Perhaps, then, reform can be imposed on universities from the outside. Already, some prominent former donors—including a neurosurgeon and two members of the Oklahoma Hall of Fame—have said enough is enough. As a headline last year on a national FOX News story put it, “Donors flee from ‘very disturbed’ university in Oklahoma amid radical DEI agenda.”
And it’s not just donors. Plaintiffs can effect change, too. The organization Speech First secured a settlement this year requiring Oklahoma State University to make significant policy changes, most notably disbanding its Bias Response Team. “I hope universities learn from OSU’s experience that there is a high cost to violating students’ constitutional rights,” said Speech First executive director Cherise Trump.

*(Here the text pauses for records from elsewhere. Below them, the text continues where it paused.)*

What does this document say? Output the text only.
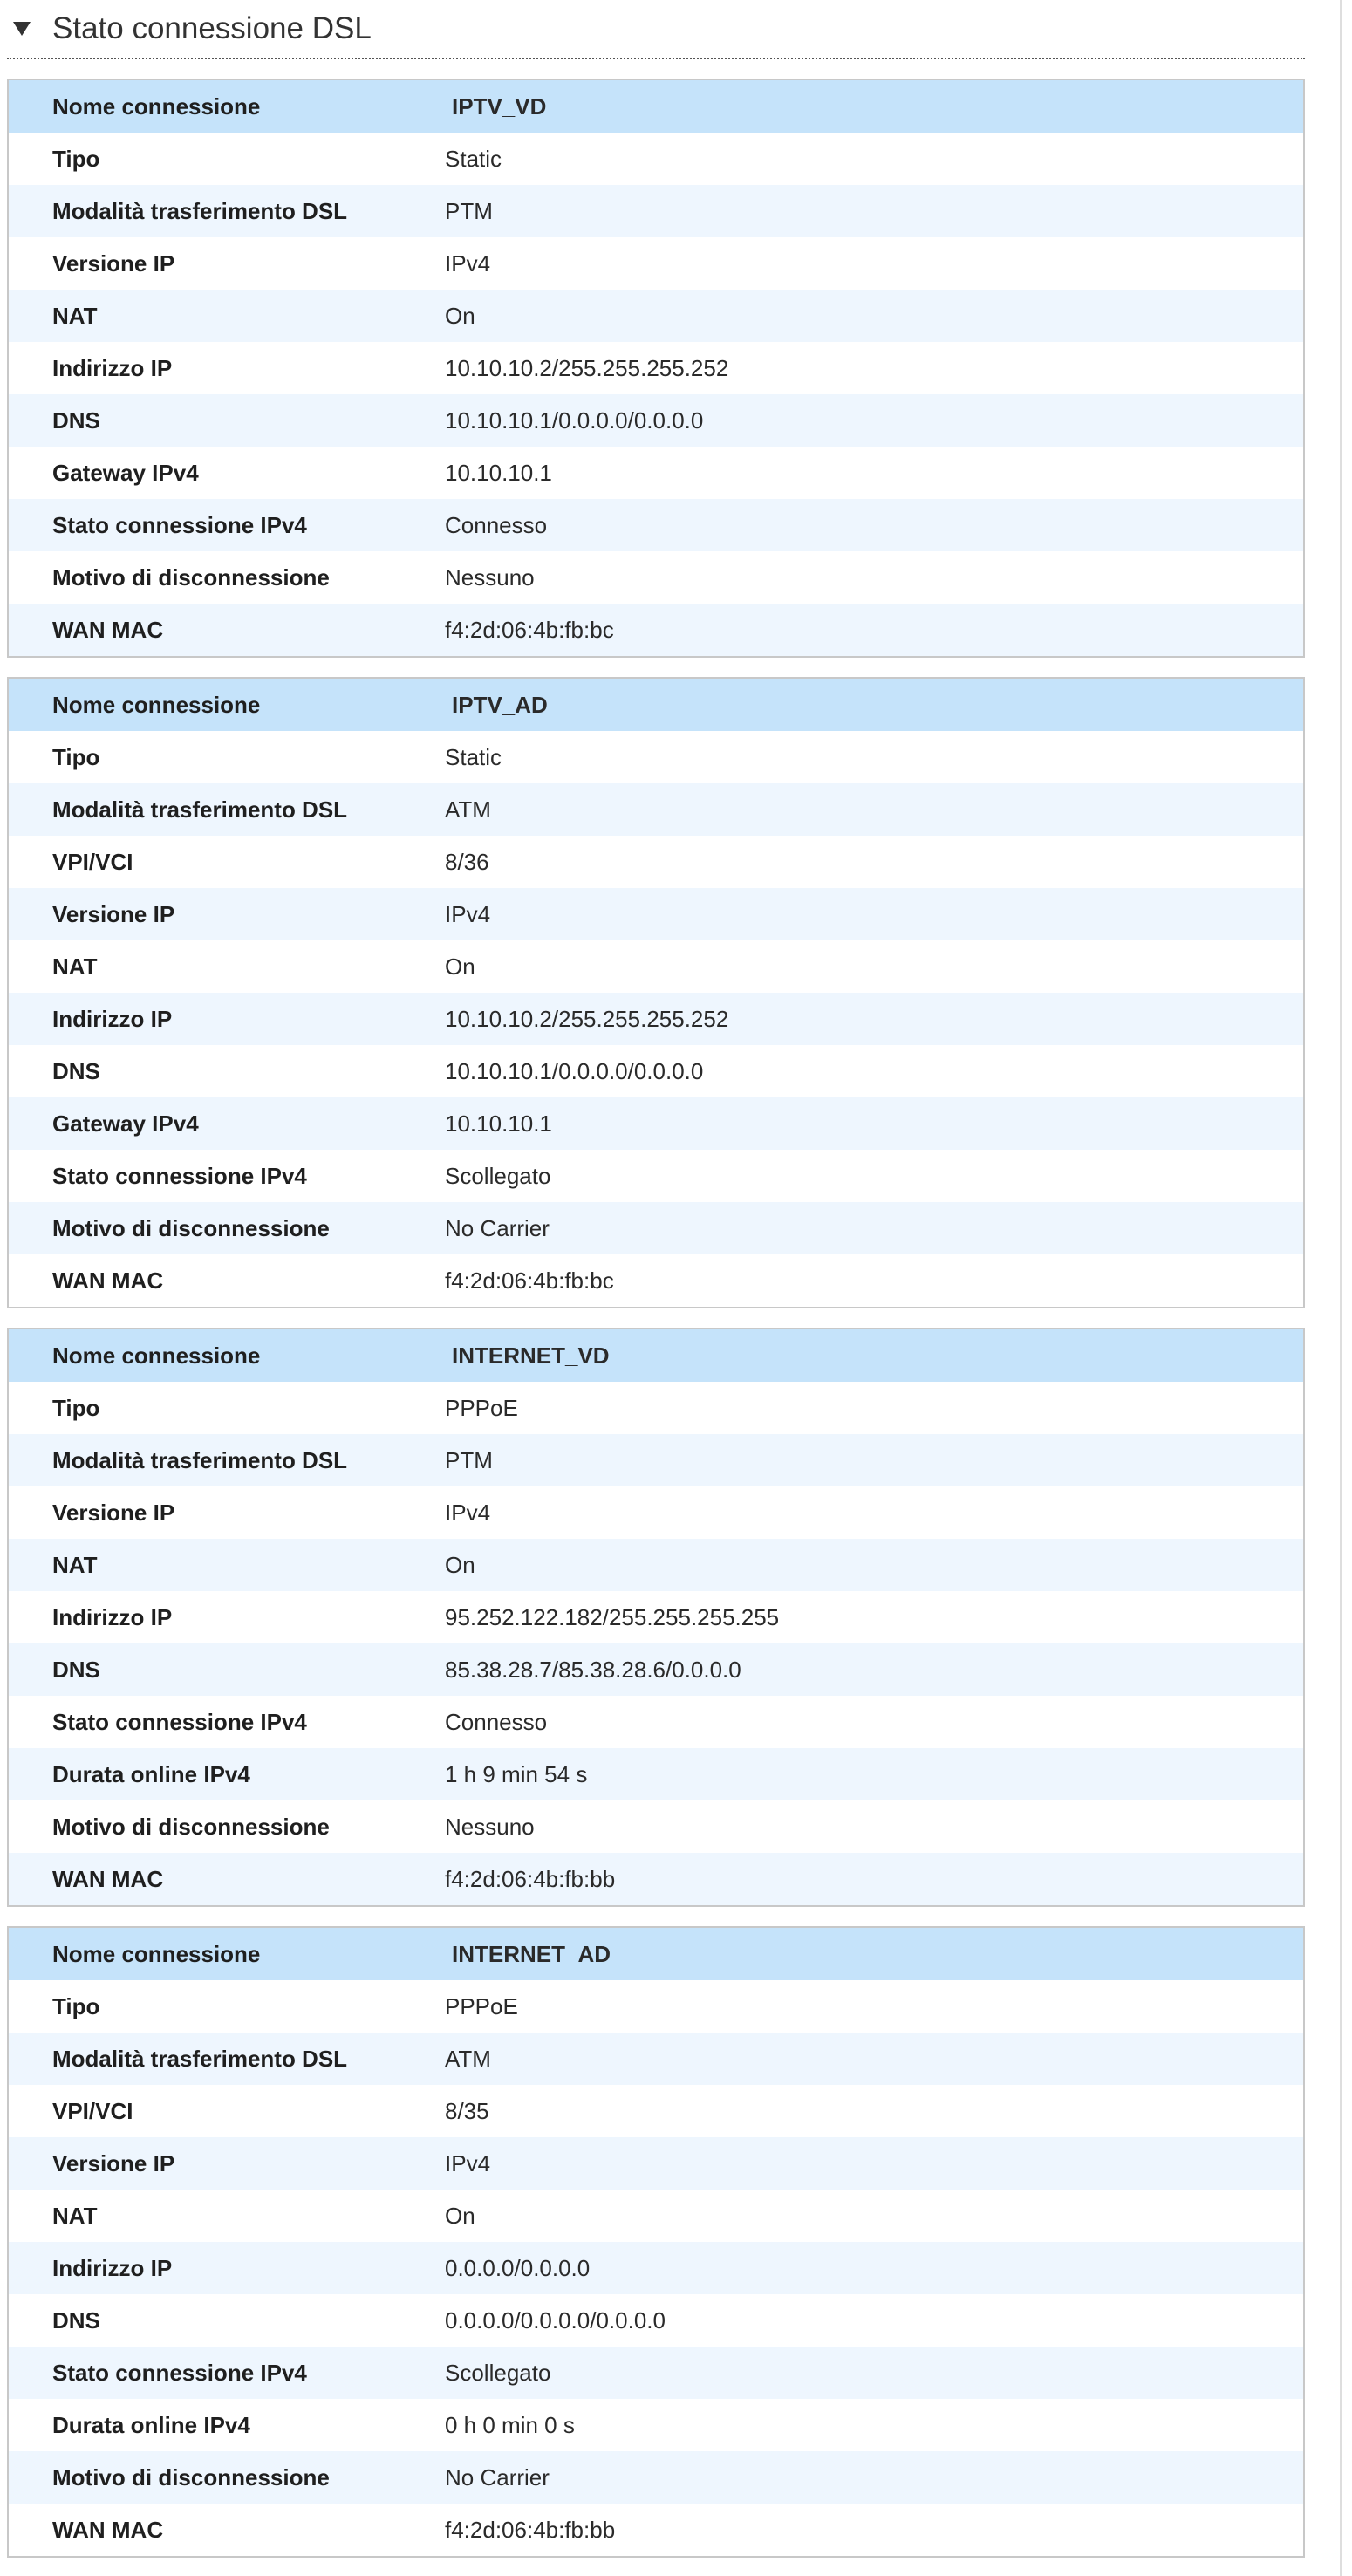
Stato connessione DSL
Nome connessione	IPTV_VD
Tipo	Static
Modalità trasferimento DSL	PTM
Versione IP	IPv4
NAT	On
Indirizzo IP	10.10.10.2/255.255.255.252
DNS	10.10.10.1/0.0.0.0/0.0.0.0
Gateway IPv4	10.10.10.1
Stato connessione IPv4	Connesso
Motivo di disconnessione	Nessuno
WAN MAC	f4:2d:06:4b:fb:bc
Nome connessione	IPTV_AD
Tipo	Static
Modalità trasferimento DSL	ATM
VPI/VCI	8/36
Versione IP	IPv4
NAT	On
Indirizzo IP	10.10.10.2/255.255.255.252
DNS	10.10.10.1/0.0.0.0/0.0.0.0
Gateway IPv4	10.10.10.1
Stato connessione IPv4	Scollegato
Motivo di disconnessione	No Carrier
WAN MAC	f4:2d:06:4b:fb:bc
Nome connessione	INTERNET_VD
Tipo	PPPoE
Modalità trasferimento DSL	PTM
Versione IP	IPv4
NAT	On
Indirizzo IP	95.252.122.182/255.255.255.255
DNS	85.38.28.7/85.38.28.6/0.0.0.0
Stato connessione IPv4	Connesso
Durata online IPv4	1 h 9 min 54 s
Motivo di disconnessione	Nessuno
WAN MAC	f4:2d:06:4b:fb:bb
Nome connessione	INTERNET_AD
Tipo	PPPoE
Modalità trasferimento DSL	ATM
VPI/VCI	8/35
Versione IP	IPv4
NAT	On
Indirizzo IP	0.0.0.0/0.0.0.0
DNS	0.0.0.0/0.0.0.0/0.0.0.0
Stato connessione IPv4	Scollegato
Durata online IPv4	0 h 0 min 0 s
Motivo di disconnessione	No Carrier
WAN MAC	f4:2d:06:4b:fb:bb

Now it’s OU’s turn. As FOX News reported on May 15, “Students at the University of Oklahoma on Wednesday filed a class-action lawsuit alleging the school violated their equal-protection-clause rights by awarding students financial aid on the basis of race.” According to the complaint, “racial preferences continue to exist at the University of Oklahoma. Rather than determining who to admit based on their race, the University of Oklahoma determines how much financial aid it gives to students based on their race. That is unlawful.” Furthermore:
A statistical analysis of publicly available data indicates that the University of Oklahoma considers race when awarding financial aid to its students. Based on the University of Oklahoma’s published enrollment data and the financial-aid data that it reported to the Department of Education from 2009 to 2022, statistical analysis shows that black students receive more institutional grant aid from the University of Oklahoma than other students, even when controlling to the extent possible for factors such as family income.
This statistical analysis provides evidence of the extent of discrimination stemming from affirmative action policies in university grants that benefit some favored group (in this case, black students) and harm other disfavored groups (in this case, non-black students). The analysis uses data at the university-year level regarding the net price of tuition at the institution, the proportion of students enrolled from a group that appears to receive beneficial treatment, and measures of the family income of enrolled students.
According to the complaint, an OU admissions official told one of the plaintiffs that “financial aid was generally not available to students like her, but would have been if she were African American.”
To reverse the rot in higher education, donors and plaintiffs may have to lead the way. Oklahoma’s elected officials and regents seem blissfully unconcerned.
Brandon Dutcher is senior vice president at the Oklahoma Council of Public Affairs, a free-market think tank in Oklahoma City.